Святое празднество началось по заведенному ритуалу.
Слуги зажгли свечи и поставили на столы кушанья и вина. Пани Фирлей пока что в одиночестве молилась на коленях перед большим, в рост человека, распятием, поставленным в нише. Когда рыдания стеснили ей грудь и она воскликнула: «Господи! Господи!» — раздалась небесной красоты музыка и из ниши за распятием явился одетый в римскую тогу святой Станислав. Тотчас распахнулись двери, и в залу вошли дамы-служанки во главе с пани Деревинской и отцы-иезуиты. Все сели за стол, откушали. Снова раздалась музыка, но теперь это был полонез. Святой Станислав отер рот платком, встал и повел пани Фирлей в центр залы, и все встали и пошли танцевать. Музыка была прозрачна и безмятежна, дамы и их кавалеры в сутанах оживлены. И вдруг раздался то ли удар грома, то ли мебель какая-то упала и рассыпалась, но только центральная дверь отворилась, будто ее ветром толкнуло. Танцующие смешались в недоумении, музыка оборвалась.

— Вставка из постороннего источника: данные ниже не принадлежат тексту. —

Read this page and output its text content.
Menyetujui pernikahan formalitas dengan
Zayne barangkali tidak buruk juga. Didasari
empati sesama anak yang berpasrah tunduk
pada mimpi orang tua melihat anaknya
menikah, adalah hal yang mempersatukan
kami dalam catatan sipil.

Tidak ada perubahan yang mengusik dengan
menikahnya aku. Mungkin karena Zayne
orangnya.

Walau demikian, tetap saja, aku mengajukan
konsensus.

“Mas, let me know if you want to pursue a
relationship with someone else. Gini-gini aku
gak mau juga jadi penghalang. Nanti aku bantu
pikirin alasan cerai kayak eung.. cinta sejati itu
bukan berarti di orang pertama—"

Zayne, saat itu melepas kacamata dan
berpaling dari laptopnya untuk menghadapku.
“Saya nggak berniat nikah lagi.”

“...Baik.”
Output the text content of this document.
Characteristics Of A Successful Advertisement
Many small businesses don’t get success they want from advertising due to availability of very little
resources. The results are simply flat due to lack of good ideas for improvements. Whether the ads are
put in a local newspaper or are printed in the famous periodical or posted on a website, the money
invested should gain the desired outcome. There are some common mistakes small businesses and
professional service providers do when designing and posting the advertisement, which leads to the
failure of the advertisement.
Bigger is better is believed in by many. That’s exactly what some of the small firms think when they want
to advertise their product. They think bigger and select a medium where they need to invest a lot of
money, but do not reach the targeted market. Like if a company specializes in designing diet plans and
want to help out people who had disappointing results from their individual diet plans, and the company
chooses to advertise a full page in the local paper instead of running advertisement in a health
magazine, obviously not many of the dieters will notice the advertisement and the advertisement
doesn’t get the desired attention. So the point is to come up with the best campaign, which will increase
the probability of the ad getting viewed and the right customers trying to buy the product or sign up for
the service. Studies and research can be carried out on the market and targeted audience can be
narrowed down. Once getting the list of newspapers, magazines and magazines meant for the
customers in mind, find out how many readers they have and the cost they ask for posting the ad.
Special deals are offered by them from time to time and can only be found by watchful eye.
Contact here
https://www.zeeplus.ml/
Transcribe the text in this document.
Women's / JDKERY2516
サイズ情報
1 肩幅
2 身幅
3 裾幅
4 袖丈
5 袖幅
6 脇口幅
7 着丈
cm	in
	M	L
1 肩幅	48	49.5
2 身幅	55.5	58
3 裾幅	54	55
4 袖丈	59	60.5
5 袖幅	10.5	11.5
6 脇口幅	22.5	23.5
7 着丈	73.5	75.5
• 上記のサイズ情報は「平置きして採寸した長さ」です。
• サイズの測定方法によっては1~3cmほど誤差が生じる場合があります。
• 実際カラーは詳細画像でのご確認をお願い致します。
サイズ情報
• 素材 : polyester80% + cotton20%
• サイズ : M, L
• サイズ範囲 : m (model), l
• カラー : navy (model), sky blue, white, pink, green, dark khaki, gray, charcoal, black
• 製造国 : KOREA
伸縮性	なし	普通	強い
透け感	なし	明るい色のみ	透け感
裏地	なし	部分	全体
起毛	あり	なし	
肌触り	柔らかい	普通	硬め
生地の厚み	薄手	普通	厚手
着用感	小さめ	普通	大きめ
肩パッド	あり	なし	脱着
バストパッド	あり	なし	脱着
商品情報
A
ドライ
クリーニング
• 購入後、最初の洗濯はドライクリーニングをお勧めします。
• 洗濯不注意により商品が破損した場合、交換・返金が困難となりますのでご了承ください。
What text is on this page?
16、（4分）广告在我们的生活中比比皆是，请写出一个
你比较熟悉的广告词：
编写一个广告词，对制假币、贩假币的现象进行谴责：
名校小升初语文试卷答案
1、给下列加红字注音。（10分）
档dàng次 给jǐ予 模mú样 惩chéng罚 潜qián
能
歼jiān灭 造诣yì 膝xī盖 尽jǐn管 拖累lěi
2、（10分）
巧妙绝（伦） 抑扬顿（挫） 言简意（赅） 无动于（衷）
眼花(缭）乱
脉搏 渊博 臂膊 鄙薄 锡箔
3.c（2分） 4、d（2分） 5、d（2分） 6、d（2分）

В черном дверном проеме появился апостол Петр с золотыми ключами в руках, лысый, в голубой мантии.
— Подойди ко мне! — громовым голосом приказал апостол Петр святому Станиславу.
Тот оставил пани Фирлей и повиновался.
— Так-то ты блюдешь святой чин! — разгневался апостол. — Ты здесь танцуешь, а я всю ночь жду тебя с моими ключами и не могу затворить неба!
И он с силой треснул святого увесистой связкой ключей по голове. Да тотчас взъярился и бил так сильно, что у несчастного брызнули из глаз слезы.
— Сознавайся, негодник, перед этой добродетельной дамой, кто ты и откуда, не то забью тебя до смерти!
— Я все скажу! — закричал Лже-станислав. — Я монах киевского монастыря Иоанна. Нас разорили. Я спасался бегством.
— Вот и хорошо, что сознался, — сказал апостол Петр. — Теперь и я вам представлюсь. Епископ униатской церкви Савва Турлецкий.
Отцы-иезуиты покинули своих дам и двинулись было к апостолу-епископу, но в залу вошел пан Мыльский в боевых доспехах и с ним слуги под водительством дворецкого.
— Обман! Постыдный обман! — Пани Фирлей среди замерших участников сцены прошла на свое место за столом, села.
— Воды! — воскликнула пани Деревинская.
— Нет! — сказала пани Фирлей. — Все — вон! Дворецкий, распорядитесь, чтоб шайка иезуитов тотчас покинула замок, и чтоб с пустыми руками. Обыскать до белья, перед тем как их выкинут в ров.
— Ваша милость! — пани Деревинская сделала шаг к пани Фирлей.
— Я сказала — вон! Всем — вон!
Девицы и отцы-иезуиты кинулись к двери, где слуги дворецкого тотчас хватали монахов и тащили в башню, чтобы вытрясти и выбросить.